US emissions dropped 1.7 percent in 2019, EPA says
U.S. greenhouse gas emissions dropped by 1.7 percent in 2019 compared with 2018, according to a new report released by the Environmental Protection Agency (EPA) on Wednesday.
The Inventory of U.S. Greenhouse Gas Emissions and Sinks report, issued annually by the agency, said that the decrease was “largely driven” by decreased carbon dioxide emissions from fossil fuel combustion.
This decrease was the result of both a 1 percent drop in total energy use and a shift away from coal and toward natural gas and renewables in the electricity sector.
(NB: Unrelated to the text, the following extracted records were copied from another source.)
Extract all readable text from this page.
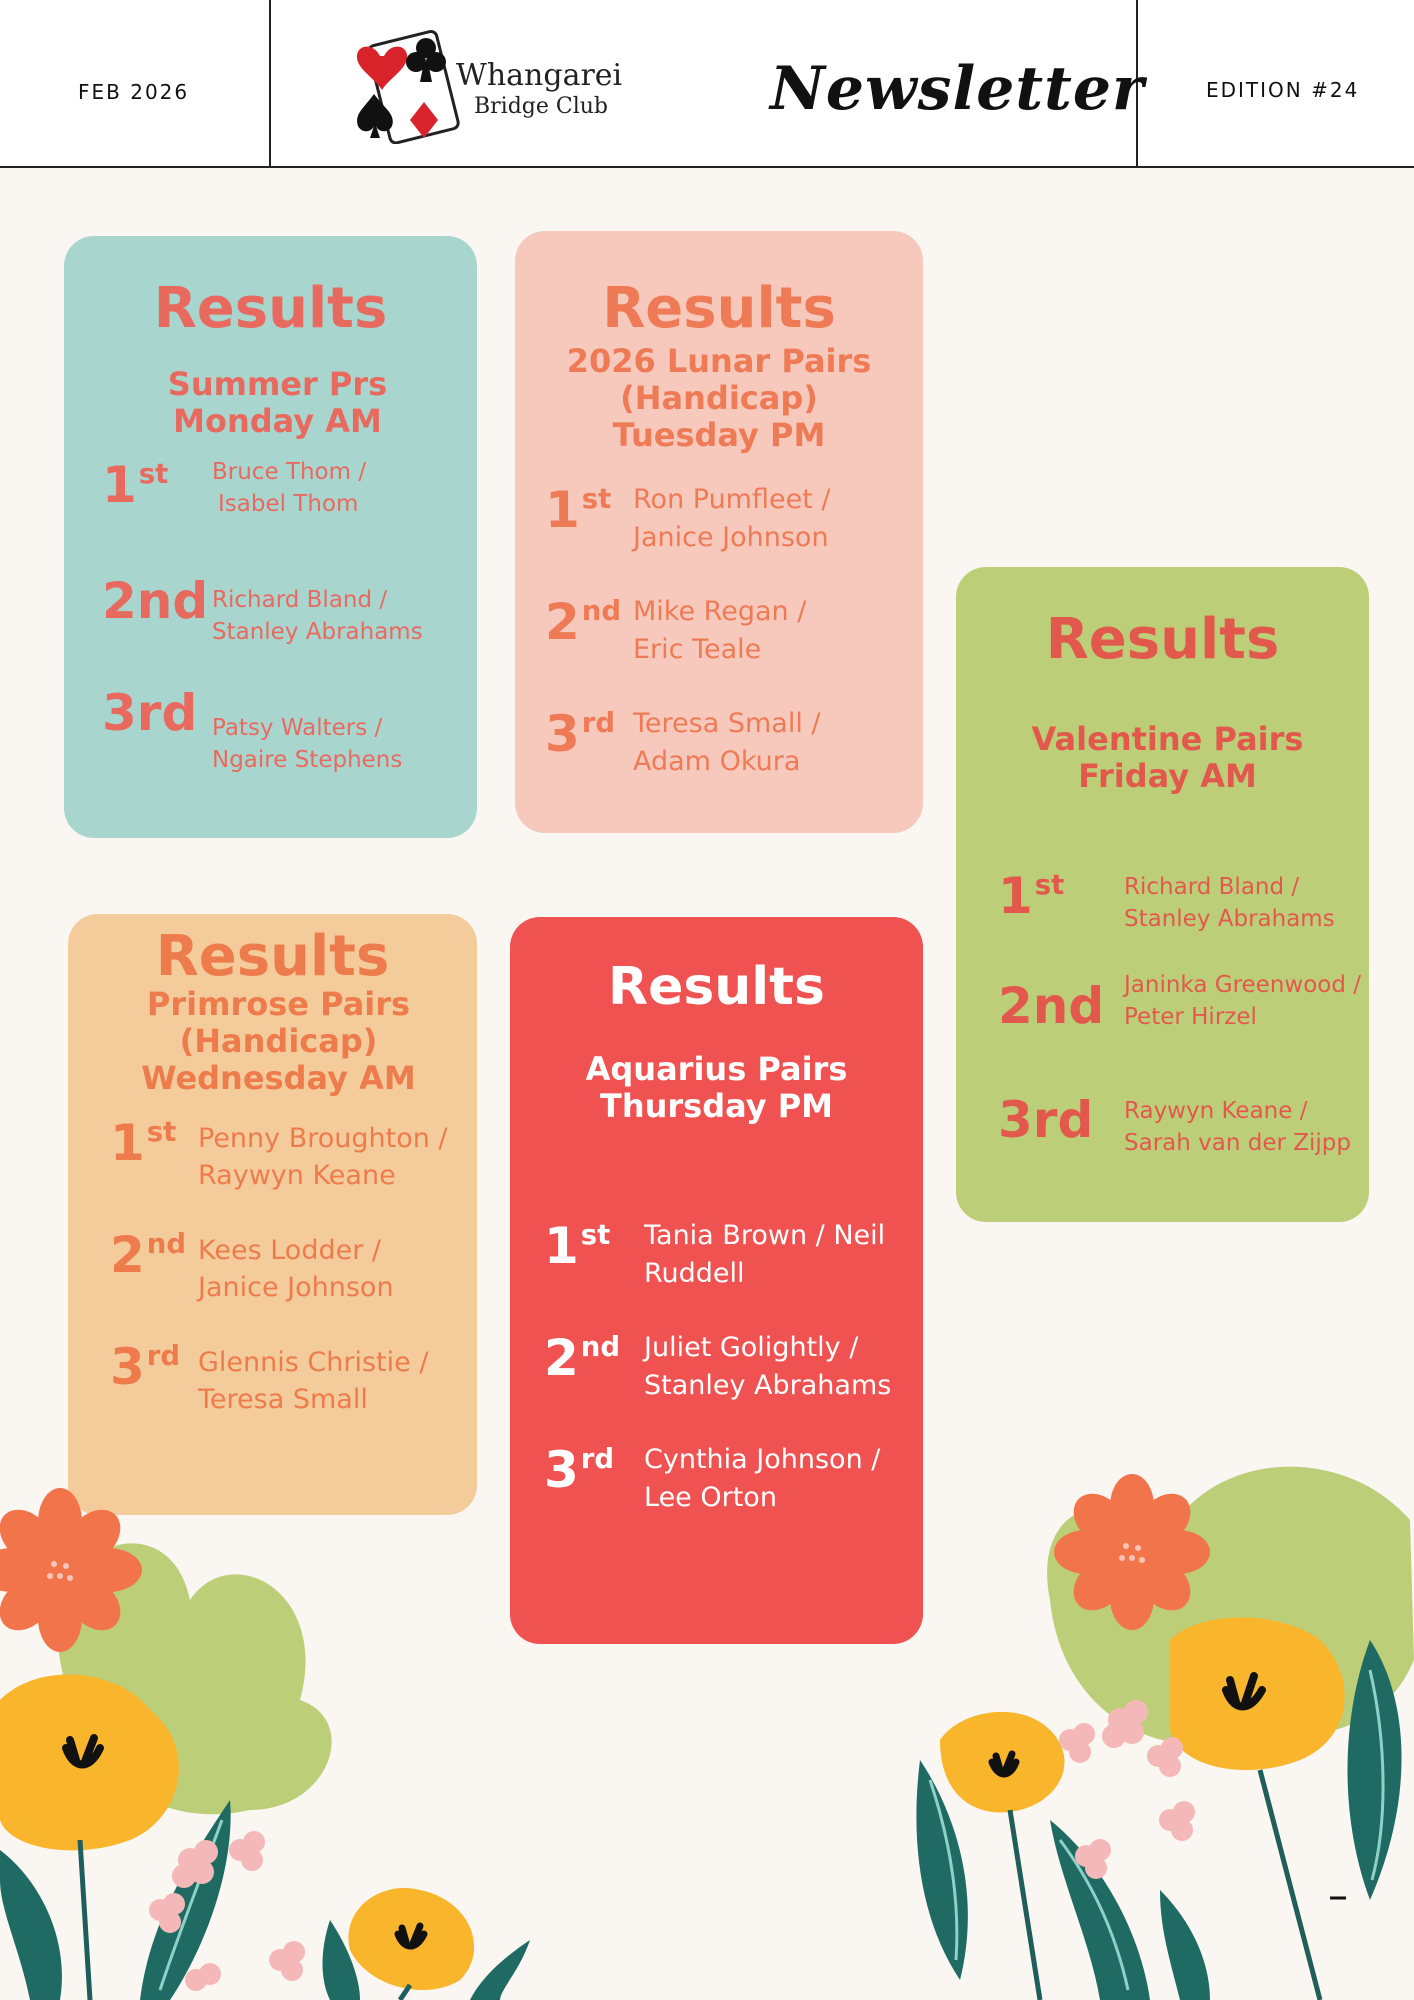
FEB 2026	Whangarei
Bridge Club	Newsletter	EDITION #24
Results
Summer Prs
Monday AM
1st Bruce Thom /
Isabel Thom
2nd Richard Bland /
Stanley Abrahams
3rd Patsy Walters /
Ngaire Stephens
Results
2026 Lunar Pairs
(Handicap)
Tuesday PM
1st Ron Pumfleet /
Janice Johnson
2nd Mike Regan /
Eric Teale
3rd Teresa Small /
Adam Okura
Results
Valentine Pairs
Friday AM
1st	Richard Bland /
Stanley Abrahams
2nd Janinka Greenwood /
Peter Hirzel
3rd Raywyn Keane /
Sarah van der Zijpp
Results
Primrose Pairs
(Handicap)
Wednesday AM
1st Penny Broughton /
Raywyn Keane
2nd Kees Lodder /
Janice Johnson
3rd Glennis Christie /
Teresa Small
Results
Aquarius Pairs
Thursday PM
1st Tania Brown / Neil
Ruddell
2nd Juliet Golightly /
Stanley Abrahams
3rd Cynthia Johnson /
Lee Orton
In 2018, emissions increased by about 3 percent.
Wednesday’s report indicated that the transportation sector remained the country’s largest source of emissions, responsible for about 29 percent in 2019.
It was followed by the electricity sector, which was responsible for about 25 percent; the industrial sector, responsible for about 23 percent; commercial and residential emissions, responsible for about 13 percent; and agriculture, which was responsible for about 10 percent.
The 1.7 percent decrease in emissions also represented a 13 percent decrease compared with 2005 levels, the report said.
The Obama administration said that its goal would be for the U.S. to reduce its emissions by 26 to 28 percent compared with 2005 levels by the year 2025, and the Biden administration is slated to announce updated emissions reduction goals next week.
President Biden has said that he wants the U.S. to achieve carbon neutrality by 2050 and make its electric sector carbon-free by 2035 in order to mitigate the impacts of climate change.